L’Ape musicale

rivista di musica, arti, cultura

 

Una ritrovata cerimonia rituale

di Michele Olivieri

L’evoluzione della storia della danza condensata in una serata dove la creatività artistica di grandi Maestri ha saputo restituire un senso di rinascita simbolica, trasformando la riapertura del Teatro alla Scala in un omaggio sentito e commosso, dall’atmosfera intima e per certi versi solitaria, nella piena consapevolezza di un momento epocale.

MILANO - Come in un libro, l’omaggio in danza per la riapertura della stagione di Balletto in Scala dopo l’emergenza sanitaria ha sfogliato alcune tra le più belle pagine tersicoree, permettendo al pubblico di riflettersi alla scoperta di sopite ed oggi ritrovate emozioni che l’arte regala nel tempo. Il direttore del Corpo di Ballo Frédéric Olivieri unitamente alle maestranze scaligere ha voluto celebrare la ripresa delle attività con grandi nomi del panorama internazionale e immortali firme della coreografia classica, senza tralasciare quella contemporanea per meglio acclamare uno dei teatri più belli al mondo in tutto il suo rinnovato splendore storico e creativo, malgrado le disposizioni ministeriali che in qualche modo hanno ristretto giustamente il cerchio del convivium a tutela della sicurezza.

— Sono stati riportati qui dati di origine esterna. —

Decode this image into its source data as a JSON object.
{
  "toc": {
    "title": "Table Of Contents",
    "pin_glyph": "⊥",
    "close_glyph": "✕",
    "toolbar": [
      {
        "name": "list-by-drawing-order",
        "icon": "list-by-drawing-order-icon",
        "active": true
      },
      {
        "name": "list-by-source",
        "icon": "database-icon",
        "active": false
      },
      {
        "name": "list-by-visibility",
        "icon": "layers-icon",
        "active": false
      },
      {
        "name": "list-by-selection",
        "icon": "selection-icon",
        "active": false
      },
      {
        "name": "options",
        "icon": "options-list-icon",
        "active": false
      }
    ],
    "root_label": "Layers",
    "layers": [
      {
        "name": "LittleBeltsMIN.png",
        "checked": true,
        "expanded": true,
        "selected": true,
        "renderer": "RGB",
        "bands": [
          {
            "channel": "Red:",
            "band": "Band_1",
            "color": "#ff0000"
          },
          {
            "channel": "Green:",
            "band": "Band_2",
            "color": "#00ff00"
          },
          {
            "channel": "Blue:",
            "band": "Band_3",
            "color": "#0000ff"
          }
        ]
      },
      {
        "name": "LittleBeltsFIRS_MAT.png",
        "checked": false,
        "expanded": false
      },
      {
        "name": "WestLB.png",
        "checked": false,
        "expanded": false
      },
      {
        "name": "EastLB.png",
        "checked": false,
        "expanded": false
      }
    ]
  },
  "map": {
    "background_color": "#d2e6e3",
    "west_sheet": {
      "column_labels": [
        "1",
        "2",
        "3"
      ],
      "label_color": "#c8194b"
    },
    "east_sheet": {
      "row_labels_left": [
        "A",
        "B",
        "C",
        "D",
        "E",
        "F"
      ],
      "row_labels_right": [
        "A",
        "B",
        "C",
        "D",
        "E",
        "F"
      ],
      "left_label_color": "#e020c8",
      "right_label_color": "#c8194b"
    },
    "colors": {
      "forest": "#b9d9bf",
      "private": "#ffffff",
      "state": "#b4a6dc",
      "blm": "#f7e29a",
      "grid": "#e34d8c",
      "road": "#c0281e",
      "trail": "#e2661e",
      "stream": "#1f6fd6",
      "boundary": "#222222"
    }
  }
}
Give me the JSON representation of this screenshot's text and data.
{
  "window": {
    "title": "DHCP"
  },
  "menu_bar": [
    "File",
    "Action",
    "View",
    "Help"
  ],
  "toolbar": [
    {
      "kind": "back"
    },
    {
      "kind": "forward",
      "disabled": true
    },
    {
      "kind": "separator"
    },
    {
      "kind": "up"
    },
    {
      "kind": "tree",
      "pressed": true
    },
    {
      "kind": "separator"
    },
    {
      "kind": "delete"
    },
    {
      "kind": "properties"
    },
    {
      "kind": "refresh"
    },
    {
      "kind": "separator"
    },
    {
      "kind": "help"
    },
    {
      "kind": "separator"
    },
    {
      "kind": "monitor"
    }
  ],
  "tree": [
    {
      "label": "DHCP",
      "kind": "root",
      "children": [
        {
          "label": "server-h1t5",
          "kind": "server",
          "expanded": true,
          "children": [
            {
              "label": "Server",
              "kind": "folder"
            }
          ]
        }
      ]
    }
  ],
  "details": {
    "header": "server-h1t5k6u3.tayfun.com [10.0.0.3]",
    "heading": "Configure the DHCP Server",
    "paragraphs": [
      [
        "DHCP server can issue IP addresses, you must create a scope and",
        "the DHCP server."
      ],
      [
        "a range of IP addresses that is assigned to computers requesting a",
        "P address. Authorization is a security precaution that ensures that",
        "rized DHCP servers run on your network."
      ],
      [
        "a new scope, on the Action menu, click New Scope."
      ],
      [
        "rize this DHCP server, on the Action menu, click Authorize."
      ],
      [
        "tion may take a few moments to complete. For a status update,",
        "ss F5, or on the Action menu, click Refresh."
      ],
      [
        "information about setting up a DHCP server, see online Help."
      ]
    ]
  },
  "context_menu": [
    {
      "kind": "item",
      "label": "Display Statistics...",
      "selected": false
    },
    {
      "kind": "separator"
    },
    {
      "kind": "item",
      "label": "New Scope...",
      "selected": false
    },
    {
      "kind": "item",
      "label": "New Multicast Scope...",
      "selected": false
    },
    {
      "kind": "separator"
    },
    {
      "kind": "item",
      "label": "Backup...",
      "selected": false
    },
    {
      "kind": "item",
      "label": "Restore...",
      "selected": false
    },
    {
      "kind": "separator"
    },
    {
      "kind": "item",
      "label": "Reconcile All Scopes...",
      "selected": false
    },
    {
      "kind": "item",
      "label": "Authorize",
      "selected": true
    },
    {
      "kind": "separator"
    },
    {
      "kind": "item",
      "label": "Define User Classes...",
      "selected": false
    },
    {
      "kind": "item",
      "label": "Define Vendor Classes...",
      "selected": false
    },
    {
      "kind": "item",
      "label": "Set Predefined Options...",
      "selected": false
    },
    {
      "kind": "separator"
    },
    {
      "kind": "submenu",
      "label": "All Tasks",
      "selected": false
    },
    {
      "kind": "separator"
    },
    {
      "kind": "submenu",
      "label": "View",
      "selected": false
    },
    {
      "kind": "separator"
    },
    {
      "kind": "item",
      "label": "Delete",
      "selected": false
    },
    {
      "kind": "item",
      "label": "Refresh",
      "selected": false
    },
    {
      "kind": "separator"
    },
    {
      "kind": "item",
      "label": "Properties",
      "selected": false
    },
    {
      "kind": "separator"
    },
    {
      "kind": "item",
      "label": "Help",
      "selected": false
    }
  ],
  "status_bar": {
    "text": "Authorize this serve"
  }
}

La poesia frammentata in piccoli gioielli ha posto in risalto il quotidiano percorso dei ballerini - tra sacrifici, slanci, paure ed amori del periodo appena trascorso tra chiusure e restrizioni artistiche - attraverso gli esercizi e il costante lavoro di studio a cui si sottopongono riconquistando il palcoscenico. L’evento ha conferito una nota aggiuntiva all’indiscussa eccellenza dei danzatori guest e residenti - Alessandra Ferri, Svetlana Zakharova, Roberto Bolle, Federico Bonelli - e di tutti gli elementi del Corpo di Ballo i quali si sono posti pur nelle incertezze dovute ad un’emotività del ritorno, all’incanto del sogno rinvenuto. Composizioni coreografiche, omogenee tra loro, hanno veicolato la fruibilità al grande pubblico e non solo agli appassionati, accompagnandoli tra nuovi e antichi linguaggi espressivi del corpo.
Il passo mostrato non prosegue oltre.